Automated Data Processing and Knowledge Discovery for Time Series Data utilizing Large Language Models

February 14th, 2024

Large language models (LLMs) have proven the ability to assist diverse users in conducting a variety of individual tasks via intuitive and natural conversations. This thesis discusses a utilization of LLMs to perform (semi-)automated data processing and analyses on time series data. One major goal is to reduce expertise-related dependencies, allowing more people to manipulate data and gain beneficial insights.

Thesis Type
  • Master
Presentation room
Seminar room I5 6202
Stefan Decker

The demand for data processing/-analysis across various domains and levels of expertise is a significant reason for the growth of automated data process solutions. However, a few challenges such as the need to understand associated products and being restricted by their available functionality remain.
In the scope of ENGAGE-D (Enhancing Gaia-X Data Access through Interactive SD Generation and Discovery using LLMs and Automating Data Processing for Time Series Analysis), a project funded by Fraunhofer FIT, we plan to investigate the capabilities of modern LLMs to automate data processing and analyses for time series data. We especially evaluate the ability of different LLMs to generate program code for automated pipelines, as well as to support a generation of methodically optimized solutions.

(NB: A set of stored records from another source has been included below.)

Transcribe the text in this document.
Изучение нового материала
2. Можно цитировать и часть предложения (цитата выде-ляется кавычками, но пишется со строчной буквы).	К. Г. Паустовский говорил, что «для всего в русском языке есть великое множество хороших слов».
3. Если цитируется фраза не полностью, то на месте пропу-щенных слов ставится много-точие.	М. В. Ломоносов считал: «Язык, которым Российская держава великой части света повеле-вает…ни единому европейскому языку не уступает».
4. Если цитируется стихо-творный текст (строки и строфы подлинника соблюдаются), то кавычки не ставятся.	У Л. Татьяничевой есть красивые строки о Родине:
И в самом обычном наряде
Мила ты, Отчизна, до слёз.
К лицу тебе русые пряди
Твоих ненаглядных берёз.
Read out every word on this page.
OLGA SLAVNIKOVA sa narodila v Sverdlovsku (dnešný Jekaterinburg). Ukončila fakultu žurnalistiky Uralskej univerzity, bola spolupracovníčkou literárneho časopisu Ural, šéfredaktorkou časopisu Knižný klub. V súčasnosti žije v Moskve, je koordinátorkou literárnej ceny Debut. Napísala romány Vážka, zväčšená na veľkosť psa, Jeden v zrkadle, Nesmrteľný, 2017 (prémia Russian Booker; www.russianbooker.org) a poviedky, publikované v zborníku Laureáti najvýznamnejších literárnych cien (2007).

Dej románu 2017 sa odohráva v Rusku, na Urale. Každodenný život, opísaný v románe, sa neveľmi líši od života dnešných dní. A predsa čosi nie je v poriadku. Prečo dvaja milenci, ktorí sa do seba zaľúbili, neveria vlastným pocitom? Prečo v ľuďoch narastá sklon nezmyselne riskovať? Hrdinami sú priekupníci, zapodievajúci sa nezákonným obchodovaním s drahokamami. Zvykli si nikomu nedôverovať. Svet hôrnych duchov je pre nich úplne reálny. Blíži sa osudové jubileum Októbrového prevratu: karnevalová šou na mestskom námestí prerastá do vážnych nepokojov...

    • Identifying the potential of LLMs to correctly generate executable program code for predefined data process/analysis tasks (e.g., data wrangling, clustering, etc.)

    • Identifying the potential of LLMs to identify general facts and representative characteristics of time series data.

    • Identifying the potential of LLMs for task-associated problem-solving including
        • Process pipeline generation

        • Method selection and optimization


    • Design and implementation of an evaluation framework based on LangChain

    • Creation of interesting test cases for the evaluation of predefined scenarios based on ground truth information

    • Potential implementation of LLM-related optimizations (e.g., prompt engineering)


    • Basic skills in Python and common data science libraries (e.g., numpy, pandas, sklearn, etc.)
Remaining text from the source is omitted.